Я представила, как я брожу по этому лабиринту улиц и снова натыкаюсь на Бэзила. Его лицо всплыло у меня в голове и моё сердце бешено забилось. Я громко засмеялась, и мой смех эхом зазвучал в старых стенах. Услышит ли Бэзил? Будет ли он знать, что это я? От всех этих безумных мыслей моё лицо покраснело, и я прижалась щекой к холодному металлу стены.

Мой Гизмо запищал, и я подпрыгнула. Всего лишь ещё одно сообщение от моей мамы, требующей, чтобы я шла прямо домой, потому что мой пульс заметно ускорился, и я использую слишком много кислорода. Ни за что в жизни не буду ей звонить. Меньше всего я сейчас хотела отвечать на её вопросы. Я выключила свой локатор, отсоединила Астрид от машины и послала короткое сообщение, что скоро буду дома.

Я чувствовала себя абсолютно другим человеком, идя обратно в PlugIn. Сможет ли мама увидеть эту перемену на моём лице, или в моём голосе, прочитать её по моим жизненным показателям? Насколько очевидными являются признаки того, что произошло что-то интересное? Что я встретила человека, который хоть и отличается так сильно от кого бы то ни было, но я знаю, что он такой же, как я? И что мне понравилось с ним разговаривать. И это не было неудобно или странно. Несмотря на то, что мы провели вместе почти час, у нас всё ещё есть так много сказать друг другу! У меня в голове роилась куча вопросов, которые я хотела бы задать Бэзилу. Например, откуда он, сколько ему лет, состоит ли он в ICM, читал ли он хоть какую-нибудь книгу, не связанную с едой, почему у него нет Гизмо и ещё тысяча вопросов про Аналогов и встречу. Я не переставала думать о том, как он выглядит. Как вспыхивают его глаза, когда он злится, и как мерцают, когда он счастлив. Как меняется его рот из твердой жесткой линии в мягкую кривоватую улыбку. Как будто его лицо загрузили в мой мозг, и картинка сохранилась у меня на внутренней стороне век. Каждый раз, когда я моргаю, я вижу его лицо.
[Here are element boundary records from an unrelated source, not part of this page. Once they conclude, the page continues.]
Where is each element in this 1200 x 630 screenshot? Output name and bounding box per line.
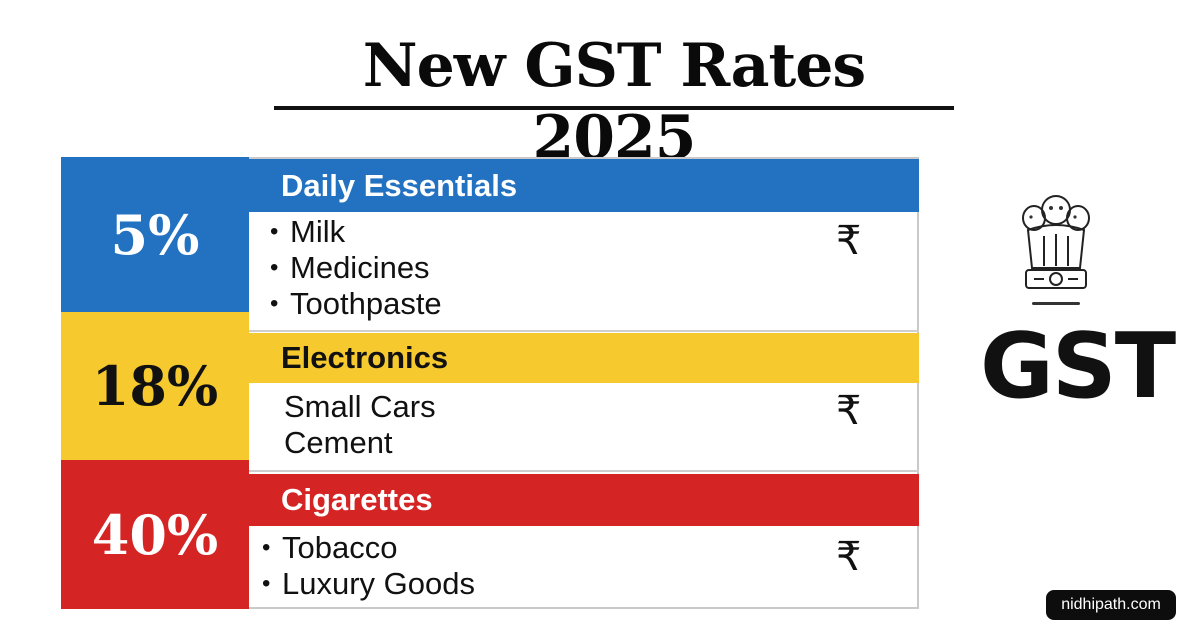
national-emblem-icon	[1022, 195, 1090, 305]
rupee-icon: ₹	[836, 388, 862, 434]
title-underline	[274, 106, 954, 110]
list-item: Tobacco	[262, 530, 475, 566]
rate-cell-18: 18%	[61, 312, 249, 460]
list-item: Luxury Goods	[262, 566, 475, 602]
row-divider	[249, 470, 919, 472]
category-header-cigarettes: Cigarettes	[249, 474, 919, 526]
item-list-5: Milk Medicines Toothpaste	[270, 214, 442, 322]
item-list-40: Tobacco Luxury Goods	[262, 530, 475, 602]
rate-cell-5: 5%	[61, 157, 249, 312]
row-divider	[249, 330, 919, 332]
rupee-icon: ₹	[836, 218, 862, 264]
page-title: New GST Rates 2025	[362, 31, 866, 173]
list-item: Milk	[270, 214, 442, 250]
list-item: Cement	[284, 425, 393, 460]
list-item: Small Cars	[284, 389, 436, 424]
list-item: Toothpaste	[270, 286, 442, 322]
rate-cell-40: 40%	[61, 460, 249, 609]
category-header-daily-essentials: Daily Essentials	[249, 159, 919, 212]
watermark-badge[interactable]: nidhipath.com	[1046, 590, 1176, 620]
category-header-electronics: Electronics	[249, 333, 919, 383]
item-list-18: Small Cars Cement	[270, 389, 436, 461]
gst-logo-text: GST	[980, 314, 1176, 419]
rupee-icon: ₹	[836, 534, 862, 580]
list-item: Medicines	[270, 250, 442, 286]
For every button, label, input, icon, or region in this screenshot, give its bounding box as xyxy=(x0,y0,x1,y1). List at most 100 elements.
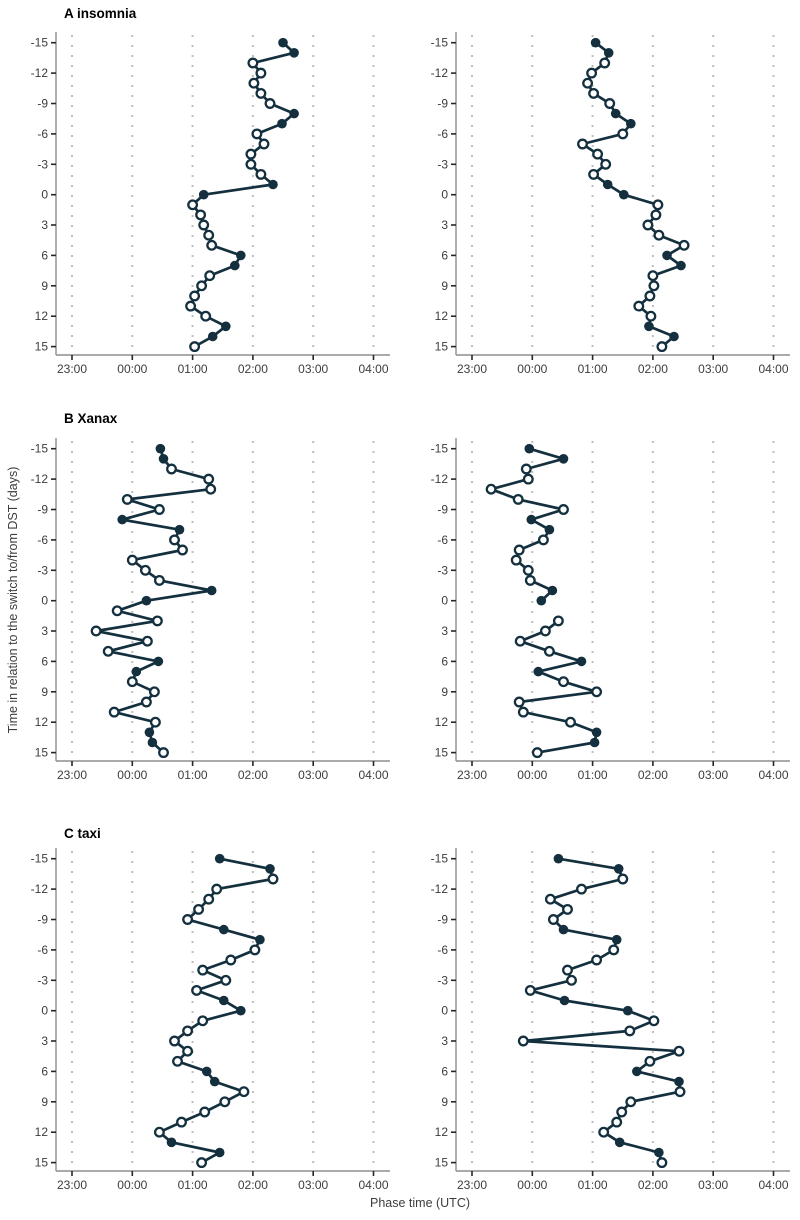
x-tick-label: 01:00 xyxy=(578,362,608,376)
data-point-open xyxy=(198,219,210,231)
data-point-open xyxy=(258,138,270,150)
y-tick-label: 3 xyxy=(41,624,48,638)
data-point-filled xyxy=(268,179,278,190)
data-point-open xyxy=(169,534,180,546)
y-tick-label: -15 xyxy=(431,442,449,456)
data-point-open xyxy=(219,1096,231,1108)
data-point-filled xyxy=(201,1066,212,1077)
y-tick-label: 9 xyxy=(441,279,448,293)
data-point-open xyxy=(562,964,573,976)
data-point-open xyxy=(510,554,522,566)
x-tick-label: 00:00 xyxy=(117,362,147,376)
data-point-open xyxy=(140,696,152,708)
y-tick-label: 6 xyxy=(41,1064,48,1078)
data-point-filled xyxy=(533,666,544,677)
y-tick-label: 3 xyxy=(441,218,448,232)
x-tick-label: 03:00 xyxy=(298,362,328,376)
data-point-filled xyxy=(526,514,537,525)
data-point-open xyxy=(520,463,532,475)
data-point-open xyxy=(177,544,188,556)
data-point-open xyxy=(558,676,569,688)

Мне интересно, не такое ли чувство испытывают люди, когда они находят динамические межличностные связи в Фонд Размножения. Несмотря на то, что мне только 17. Найти человека, в которого можно влюбиться вне Фонда, без помощи алгоритмов и аватарок… Такое случается только в фантазиях, где двое людей настолько похожи, что их желание быть вместе пробивается сквозь гормональный барьер, созданный чтобы спасти нас от самих себя и контролировать рождаемость. Это называется романтикой, и до сегодняшнего дня я думала, что это полнейшая чушь.

Теперь я не была в этом так уверена. Должно быть, судьба привела меня в «АРОМАТЫ» в ночь, когда Бэзил смешивал запахи. И видимо, это рок позволил нам сидеть рядом, смотреть друг другу в глаза, коснуться пальцами кожи друг друга. Может где-то он думает о том же самом. И, если это так, быть может, это то, что Фонд Размножения называет воссозданием со всеми своими алгоритмическими совпадениями и синтетическими стимуляторами гормонов? Об этом говорит моя бабушка, когда говорит о любви. Мою кожу покалывает при мысли об этом.